Anyway, hope this helps someone.


----------



## pencap75 (Dec 10, 2008)

I'm still trying to do the endless butter spin, but I stall at 360. I don't use any edge at all, I'm usually spinning flat on a nosepress. I guess I should be on an edge when I spin.





Donutz said:


> I posted something in the SA thread, but figured I'd put something here as well for anyone else who is having the same trouble with spinning butters as I was having.
> 
> Trying to do a frontside spin from tailpress, I'd get around 180 degrees then the spin would stall. Turns out I was transferring edges too late. I'd wait until the 180 degree point, which seems logical but is wrong. By transferring edge a little early I was able to continue the spin for as long as desired, or until I got so dizzy I fell over.
> 
> Anyway, hope this helps someone.


----------



## LvdT (Jan 13, 2011)

Like this thread.

I can turn about almost 180 degrees but then the fun is over, I'm not using my edges at all btw, should I use my edges just like rotating with my board flat?


----------



## Donutz (May 12, 2010)

LvdT said:


> Like this thread.
> 
> I can turn about almost 180 degrees but then the fun is over, I'm not using my edges at all btw, should I use my edges just like rotating with my board flat?


Yeah, according to the SA vid, edges should be used just like with flat spins. I guess I've been doing it right automatically for flat spins, but butters take more conscious thought. I found that if I start transferring from heel edge to toe edge when I hit about 150 degrees, the spin continues all the way around. Once I get the rhythm, it just keeps going.

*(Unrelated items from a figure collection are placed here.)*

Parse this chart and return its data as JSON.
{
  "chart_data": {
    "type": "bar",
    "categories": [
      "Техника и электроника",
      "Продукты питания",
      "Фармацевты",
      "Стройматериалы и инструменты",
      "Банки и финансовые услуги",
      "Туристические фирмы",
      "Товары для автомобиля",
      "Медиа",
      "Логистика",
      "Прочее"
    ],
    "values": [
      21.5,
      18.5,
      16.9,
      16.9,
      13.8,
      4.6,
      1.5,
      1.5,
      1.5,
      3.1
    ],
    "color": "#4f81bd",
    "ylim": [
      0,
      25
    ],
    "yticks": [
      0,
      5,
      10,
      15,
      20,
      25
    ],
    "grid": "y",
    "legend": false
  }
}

Then I get dizzy and it's game over. :laugh:


----------



## LvdT (Jan 13, 2011)

Ah I get it, that makes sense to me! I was trying to do it with just rotating shoulders and hips, but with my edges I might get the full 360 degrees, that would be a nice start!


----------



## SnoRidr (Jan 7, 2009)

Donutz said:


> I posted something in the SA thread, but figured I'd put something here as well for anyone else who is having the same trouble with spinning butters as I was having.
> 
> Trying to do a frontside spin from tailpress, I'd get around 180 degrees then the spin would stall. Turns out I was transferring edges too late. I'd wait until the 180 degree point, which seems logical but is wrong. By transferring edge a little early I was able to continue the spin for as long as desired, or until I got so dizzy I fell over.
> 
> Anyway, hope this helps someone.


Thanks for the tip! I am still trying to do a complete 360 butter. I will try tip out at the hill next time.


----------



## SAddiction (Feb 21, 2009)

Glad the vid has helped out Donutz!


----------